In my case, I have been focusing on the detection of Salmonella. Previous results using SILVA or Greengenes databases showed challenges in detecting Salmonella during analysis.
(Related URL)
Hence, I trained a classifier based on the EzBioCloud 16S database for taxonomy classification. Consequently, I employed the same EzBioCloud-based classifier for classification attempts this time as well.
[The codes used]
qiime feature-classifier extract-reads
--i-sequences ezbiocloud_qiime_full.qza
--p-f-primer CCTACGGGNGGCWGCAG
--p-r-primer GACTACHVGGGTATCTAATCC
--o-reads ref-seqs-V34.qzaqiime feature-classifier extract-reads
--i-sequences ezbiocloud_qiime_full.qza
--p-f-primer CCTACGGGNGGCWGCAG
--p-r-primer GGATTAGATACCCBDGTAGTC
--p-min-length 0
--p-max-length 400
--o-reads ref-seqs-V34.qza
Despite entering primer sequences as mentioned above and experimenting with various conditions for -p-length, including both default and maximum values like 400, 500, and 600, the taxonomic classification results remained consistent across all features. They were identified as either a single species, 'Bacteria;Proteobacteria;Deltaproteobacteria;Desulfobacterales;Desulfobacteraceae;Desulfamplus;Desulfobacterium niacini,' or 'Bacteria;Firmicutes;Clostridia;Clostridiales;Peptostreptococcaceae;Romboutsia;HQ790341_s.'
Previously, when training the classifier with default values (using non-primer trimmed data), a diverse range of taxonomic classifications were achieved successfully. However, this time, I encountered the following challenging dilemma.
[Wrong results]
Consequently, based on these outcomes, I scoured various Qiime forums and considered the following aspects while adjusting the -p-identity parameter to perform further analyses.

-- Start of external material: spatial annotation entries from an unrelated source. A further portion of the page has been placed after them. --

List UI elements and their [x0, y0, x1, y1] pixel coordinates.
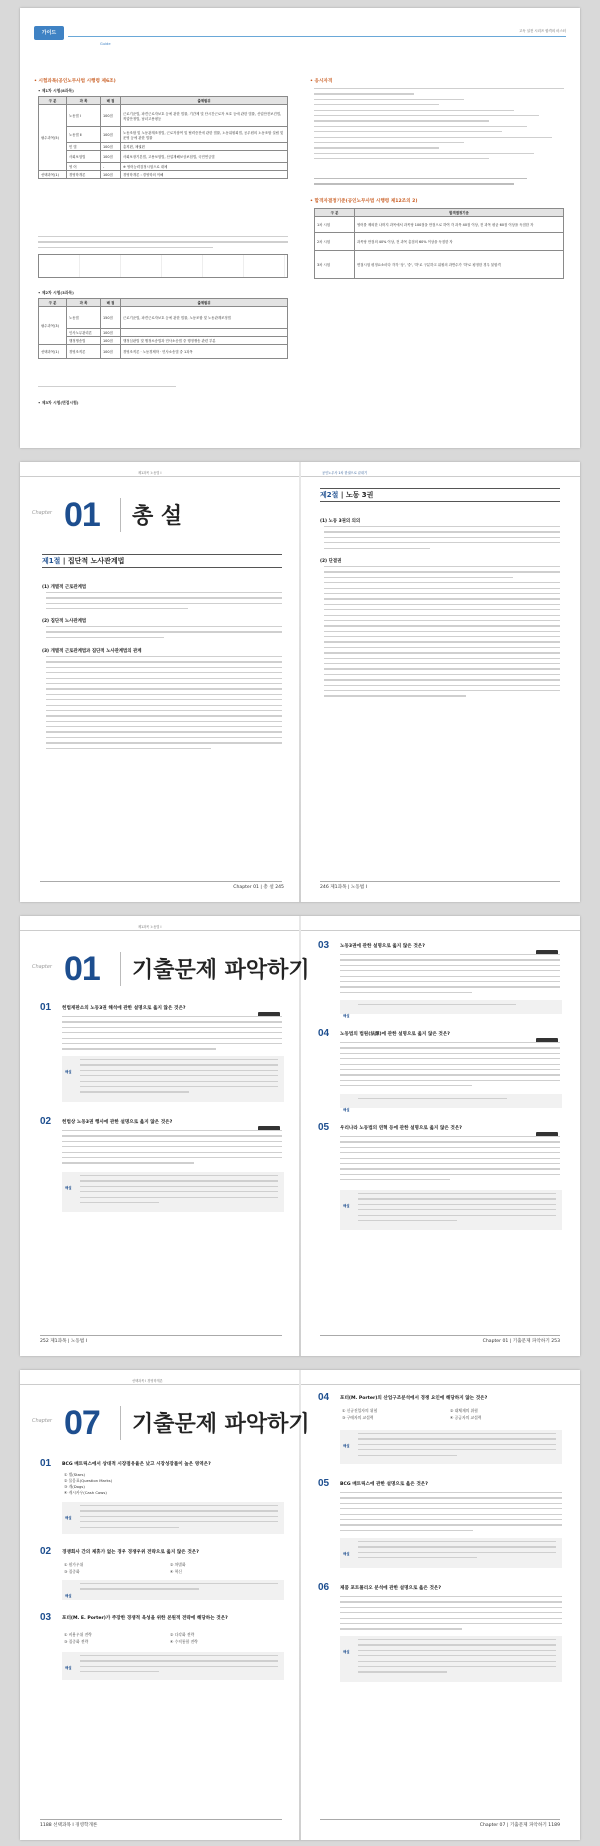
table-cell: 100점 — [101, 151, 121, 163]
option: ④ 혁신 — [170, 1569, 182, 1574]
footer-rule — [320, 1819, 560, 1820]
table-cell: 선택과목(1) — [39, 171, 67, 179]
footer-rule — [320, 881, 560, 882]
question-text: 포터(M. E. Porter)가 주장한 경쟁적 육성을 위한 본원적 전략에 해당하는 것은? — [62, 1616, 228, 1621]
footer-rule — [40, 881, 282, 882]
table-cell: 선택과목(1) — [39, 345, 67, 359]
table-cell: 150점 — [101, 307, 121, 329]
table2-title: • 제2차 시험(3과목) — [38, 290, 74, 295]
explanation-box — [62, 1580, 284, 1600]
subheading: (2) 집단적 노사관계법 — [42, 619, 87, 624]
question-number: 03 — [40, 1612, 52, 1623]
table-cell: 경영학개론 — [67, 171, 101, 179]
table-row — [315, 217, 564, 233]
table1-header: 과 목 — [67, 97, 101, 105]
chapter-title: 기출문제 파악하기 — [132, 1412, 310, 1437]
section-title-pass-criteria: • 합격자결정기준(공인노무사법 시행령 제12조의 2) — [310, 199, 418, 204]
subheading: (1) 개별적 근로관계법 — [42, 585, 87, 590]
question-number: 05 — [318, 1478, 330, 1489]
chapter-number: 01 — [64, 950, 100, 988]
running-title: 고득 실전 시리즈 합격의 마스터 — [519, 29, 566, 33]
subheading: (3) 개별적 근로관계법과 집단적 노사관계법의 관계 — [42, 649, 142, 654]
table-cell: 100점 — [101, 345, 121, 359]
part-label: 제2절 — [320, 491, 339, 499]
chapter-title: 기출문제 파악하기 — [132, 958, 310, 983]
subheading: (2) 단결권 — [320, 559, 342, 564]
option: ④ 공급자의 교섭력 — [450, 1415, 482, 1420]
chapter-label: Chapter — [32, 1418, 52, 1424]
option: ② 물음표(Question Marks) — [64, 1478, 113, 1483]
question-number: 06 — [318, 1582, 330, 1593]
option: ③ 집중화 — [64, 1569, 80, 1574]
table2-header: 과 목 — [67, 299, 101, 307]
option: ④ 캐시카우(Cash Cows) — [64, 1490, 107, 1495]
question-number: 01 — [40, 1002, 52, 1013]
chapter-divider — [120, 952, 121, 986]
explanation-label: 해설 — [343, 1014, 350, 1018]
body-text — [46, 656, 282, 753]
chapter-number: 07 — [64, 1404, 100, 1442]
part-divider: | — [340, 491, 346, 499]
table-cell: 영어를 제외한 나머지 과목에서 과목당 100점을 만점으로 하여 각 과목 40점 이상, 전 과목 평균 60점 이상을 득점한 자 — [355, 217, 564, 233]
question-text: 헌법상 노동3권 행사에 관한 설명으로 옳지 않은 것은? — [62, 1120, 173, 1125]
table-row — [39, 307, 288, 329]
question-number: 02 — [40, 1116, 52, 1127]
body-text — [46, 626, 282, 642]
option: ③ 구매자의 교섭력 — [342, 1415, 374, 1420]
question-number: 04 — [318, 1028, 330, 1039]
option: ④ 수직통합 전략 — [170, 1639, 198, 1644]
table-cell: 노동조합 및 노동관계조정법, 근로자참여 및 협력증진에 관한 법률, 노동위원회법, 공무원의 노동조합 설립 및 운영 등에 관한 법률 — [121, 127, 288, 143]
running-head: 선택과목 I 경영학개론 — [132, 1379, 163, 1383]
table1-header: 배 점 — [101, 97, 121, 105]
option: ② 차별화 — [170, 1562, 186, 1567]
notes-text — [38, 236, 288, 252]
table-cell: 근로기준법, 파견근로자보호 등에 관한 법률, 기간제 및 단시간근로자 보호 등에 관한 법률, 산업안전보건법, 직업안정법, 남녀고용평등 — [121, 105, 288, 127]
running-head-right: 공인노무사 1차 한권으로 끝내기 — [322, 471, 368, 475]
header-rule — [301, 476, 580, 477]
explanation-text — [358, 1193, 556, 1225]
chapter-header — [20, 492, 320, 536]
eligibility-notes — [314, 178, 564, 189]
guide-subtitle: Guide — [100, 42, 111, 46]
pass-criteria-table — [314, 208, 564, 279]
options-text — [340, 954, 560, 997]
header-rule — [20, 1384, 299, 1385]
table-cell: 민 법 — [67, 143, 101, 151]
explanation-text — [358, 1004, 556, 1009]
table1-title: • 제1차 시험(8과목) — [38, 88, 74, 93]
question-text: 우리나라 노동법의 연혁 등에 관한 설명으로 옳지 않은 것은? — [340, 1126, 462, 1131]
section-title-eligibility: • 응시자격 — [310, 79, 333, 84]
explanation-text — [80, 1583, 278, 1594]
question-text: 포터(M. Porter)의 산업구조분석에서 경쟁 요인에 해당하지 않는 것은? — [340, 1396, 488, 1401]
table1-header: 구 분 — [39, 97, 67, 105]
header-rule — [68, 36, 566, 37]
chapter-label: Chapter — [32, 964, 52, 970]
footer-rule — [40, 1335, 282, 1336]
table-row — [39, 151, 288, 163]
question-text: BCG 매트릭스에 관한 설명으로 옳은 것은? — [340, 1482, 428, 1487]
eligibility-text — [314, 88, 564, 163]
explanation-box — [62, 1502, 284, 1534]
page-folio-left: Chapter 01 | 총 설 245 — [233, 885, 284, 890]
table-cell: 사회보장기본법, 고용보험법, 산업재해보상보험법, 국민연금법 — [121, 151, 288, 163]
explanation-text — [358, 1639, 556, 1677]
table2-header: 출제범위 — [121, 299, 288, 307]
first-exam-table — [38, 96, 288, 179]
question-text: BCG 매트릭스에서 상대적 시장점유율은 낮고 시장성장률이 높은 영역은? — [62, 1462, 211, 1467]
running-head: 제1과목 노동법 Ⅰ — [138, 925, 162, 929]
table-row — [315, 251, 564, 279]
question-text: 헌법재판소의 노동3권 해석에 관한 설명으로 옳지 않은 것은? — [62, 1006, 186, 1011]
table-cell: 노동법 Ⅰ — [67, 105, 101, 127]
explanation-box — [340, 1430, 562, 1464]
explanation-box — [62, 1172, 284, 1212]
table-cell: 노동법 — [67, 307, 101, 329]
part-heading-left — [42, 554, 282, 568]
option: ① 원가우위 — [64, 1562, 84, 1567]
options-text — [340, 1042, 560, 1091]
part-label: 제1절 — [42, 557, 61, 565]
option: ③ 집중화 전략 — [64, 1639, 89, 1644]
table-cell: 과목당 만점의 40% 이상, 전 과목 총점의 60% 이상을 득점한 자 — [355, 233, 564, 251]
chapter-divider — [120, 498, 121, 532]
table-cell: 사회보험법 — [67, 151, 101, 163]
option: ① 별(Stars) — [64, 1472, 86, 1477]
explanation-box — [340, 1190, 562, 1230]
explanation-text — [80, 1655, 278, 1677]
table-cell: 영 어 — [67, 163, 101, 171]
question-number: 01 — [40, 1458, 52, 1469]
table-cell: 100점 — [101, 143, 121, 151]
table-cell: ※ 영어능력검정시험으로 대체 — [121, 163, 288, 171]
table-row — [39, 127, 288, 143]
explanation-label: 해설 — [343, 1204, 350, 1208]
option: ③ 개(Dogs) — [64, 1484, 85, 1489]
english-score-table — [38, 254, 288, 278]
question-number: 05 — [318, 1122, 330, 1133]
table-cell: 경영학개론 : 경영학의 이해 — [121, 171, 288, 179]
table-cell: 총칙편, 채권편 — [121, 143, 288, 151]
explanation-text — [80, 1175, 278, 1207]
table2-header: 구 분 — [39, 299, 67, 307]
table1-header: 출제범위 — [121, 97, 288, 105]
explanation-box — [340, 1000, 562, 1018]
chapter-spread-questions-labor — [20, 916, 580, 1356]
table-cell: 경영조직론 — [67, 345, 101, 359]
header-rule — [20, 930, 299, 931]
header-rule — [301, 1384, 580, 1385]
table-cell: 근로기준법, 파견근로자보호 등에 관한 법률, 노동조합 및 노동관계조정법 — [121, 307, 288, 329]
table-row — [39, 143, 288, 151]
explanation-box — [340, 1538, 562, 1568]
third-exam-title: • 제3차 시험(면접시험) — [38, 400, 79, 405]
table-row — [39, 329, 288, 337]
option: ② 다각화 전략 — [170, 1632, 195, 1637]
options-text — [62, 1130, 282, 1168]
body-text — [46, 592, 282, 614]
guide-page — [20, 8, 580, 448]
chapter-label: Chapter — [32, 510, 52, 516]
explanation-label: 해설 — [343, 1108, 350, 1112]
table-cell: 100점 — [101, 127, 121, 143]
table2-header: 배 점 — [101, 299, 121, 307]
explanation-label: 해설 — [343, 1650, 350, 1654]
table-cell: 필수과목(5) — [39, 105, 67, 171]
table-cell: 100점 — [101, 105, 121, 127]
table-row — [39, 163, 288, 171]
page-folio-left: 1188 선택과목 I 경영학개론 — [40, 1823, 98, 1828]
part-title: 집단적 노사관계법 — [67, 557, 125, 565]
table-cell: 1차 시험 — [315, 217, 355, 233]
explanation-box — [340, 1636, 562, 1682]
table-cell: 면접시험 평정요소마다 각각 '상', '중', '하'로 구분하고 위원의 과반수가 '하'로 평정한 경우 불합격 — [355, 251, 564, 279]
body-text — [324, 526, 560, 553]
explanation-text — [80, 1505, 278, 1532]
table-cell: 100점 — [101, 171, 121, 179]
explanation-box — [62, 1056, 284, 1102]
explanation-label: 해설 — [65, 1594, 72, 1598]
option: ① 신규진입자의 위협 — [342, 1408, 378, 1413]
table-cell — [121, 329, 288, 337]
option: ① 비용우위 전략 — [64, 1632, 92, 1637]
table-cell: 3차 시험 — [315, 251, 355, 279]
table-cell: 필수과목(3) — [39, 307, 67, 345]
part-title: 노동 3권 — [345, 491, 374, 499]
explanation-text — [358, 1098, 556, 1103]
page-folio-right: Chapter 07 | 기출문제 파악하기 1189 — [479, 1823, 560, 1828]
body-text — [324, 566, 560, 701]
running-head-left: 제1과목 노동법 Ⅰ — [138, 471, 162, 475]
guide-tab: 가이드 — [34, 26, 64, 40]
question-number: 02 — [40, 1546, 52, 1557]
explanation-label: 해설 — [343, 1552, 350, 1556]
explanation-label: 해설 — [65, 1666, 72, 1670]
table-cell: 인사노무관리론 — [67, 329, 101, 337]
part-divider: | — [62, 557, 68, 565]
table-cell: 행정쟁송법 — [67, 337, 101, 345]
table-cell: 100점 — [101, 329, 121, 337]
chapter-header — [20, 1400, 320, 1444]
table-row — [39, 105, 288, 127]
explanation-box — [62, 1652, 284, 1680]
chapter-spread-overview — [20, 462, 580, 902]
explanation-label: 해설 — [65, 1186, 72, 1190]
explanation-text — [80, 1059, 278, 1097]
table-cell: 노동법 Ⅱ — [67, 127, 101, 143]
table-row — [39, 337, 288, 345]
explanation-label: 해설 — [343, 1444, 350, 1448]
chapter-header — [20, 946, 320, 990]
options-text — [340, 1136, 560, 1185]
explanation-text — [358, 1433, 556, 1460]
table-row — [39, 345, 288, 359]
notes-text — [38, 386, 288, 391]
subheading: (1) 노동 3권의 의의 — [320, 519, 361, 524]
second-exam-table — [38, 298, 288, 359]
question-text: 제품 포트폴리오 분석에 관한 설명으로 옳은 것은? — [340, 1586, 442, 1591]
question-text: 노동법의 법원(法源)에 관한 설명으로 옳지 않은 것은? — [340, 1032, 450, 1037]
options-text — [62, 1016, 282, 1054]
chapter-number: 01 — [64, 496, 100, 534]
table-row — [315, 233, 564, 251]
header-rule — [20, 476, 299, 477]
options-text — [340, 1492, 562, 1535]
table3-header: 합격결정기준 — [355, 209, 564, 217]
table-cell: 행정심판법 및 행정소송법과 민사소송법 중 행정쟁송 관련 부분 — [121, 337, 288, 345]
table3-header: 구 분 — [315, 209, 355, 217]
section-title-subjects: • 시험과목(공인노무사법 시행령 제6조) — [34, 79, 116, 84]
chapter-spread-questions-management — [20, 1370, 580, 1840]
part-heading-right — [320, 488, 560, 502]
page-folio-left: 252 제1과목 | 노동법 Ⅰ — [40, 1339, 88, 1344]
chapter-divider — [120, 1406, 121, 1440]
question-number: 04 — [318, 1392, 330, 1403]
question-text: 노동3권에 관한 설명으로 옳지 않은 것은? — [340, 944, 425, 949]
table-row — [39, 171, 288, 179]
table-cell: - — [101, 163, 121, 171]
header-rule — [301, 930, 580, 931]
explanation-label: 해설 — [65, 1516, 72, 1520]
page-folio-right: Chapter 01 | 기출문제 파악하기 253 — [482, 1339, 560, 1344]
options-text — [340, 1596, 562, 1634]
table-cell: 경영조직론 · 노동경제학 · 민사소송법 중 1과목 — [121, 345, 288, 359]
chapter-title: 총 설 — [132, 504, 183, 529]
footer-rule — [320, 1335, 560, 1336]
explanation-text — [358, 1541, 556, 1563]
table-cell: 2차 시험 — [315, 233, 355, 251]
page-folio-right: 246 제1과목 | 노동법 Ⅰ — [320, 885, 368, 890]
footer-rule — [40, 1819, 282, 1820]
option: ② 대체재의 위협 — [450, 1408, 478, 1413]
explanation-box — [340, 1094, 562, 1112]
table-cell: 100점 — [101, 337, 121, 345]
explanation-label: 해설 — [65, 1070, 72, 1074]
question-text: 경쟁회사 간의 제휴가 없는 경우 경쟁우위 전략으로 옳지 않은 것은? — [62, 1550, 199, 1555]
question-number: 03 — [318, 940, 330, 951]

(Related link1, Related link2)
[The codes used]
qiime feature-classifier extract-reads
--i-sequences ezbiocloud_qiime_full.qza
--p-f-primer CCTACGGGNGGCWGCAG
--p-r-primer GACTACHVGGGTATCTAATCC
--p-min-length 0
--p-max-length 400
--p-identity 0.90
--o-reads ref-seqs-V34.qza
When the -p-identity parameter was introduced, unlike the previous results, there was a positive outcome where several additional taxonomies, including Aeromonas, were classified. However, I still observed that this improvement remained limited to a relatively low taxa level.
I'm puzzled by the discrepancies in taxonomic classification due to primer trimming, and I'm struggling to anticipate which aspect of my analysis process might be responsible. I've also explored forums regarding 'hot spring metagenome,' but I couldn't identify any distinct length-related characteristics that would clearly differentiate Desulfobacterium niacini or HQ790341_s, both of which are classified as single species, from other species sequences.
Could someone provide advice on how to address this issue and achieve more comprehensive classification, please?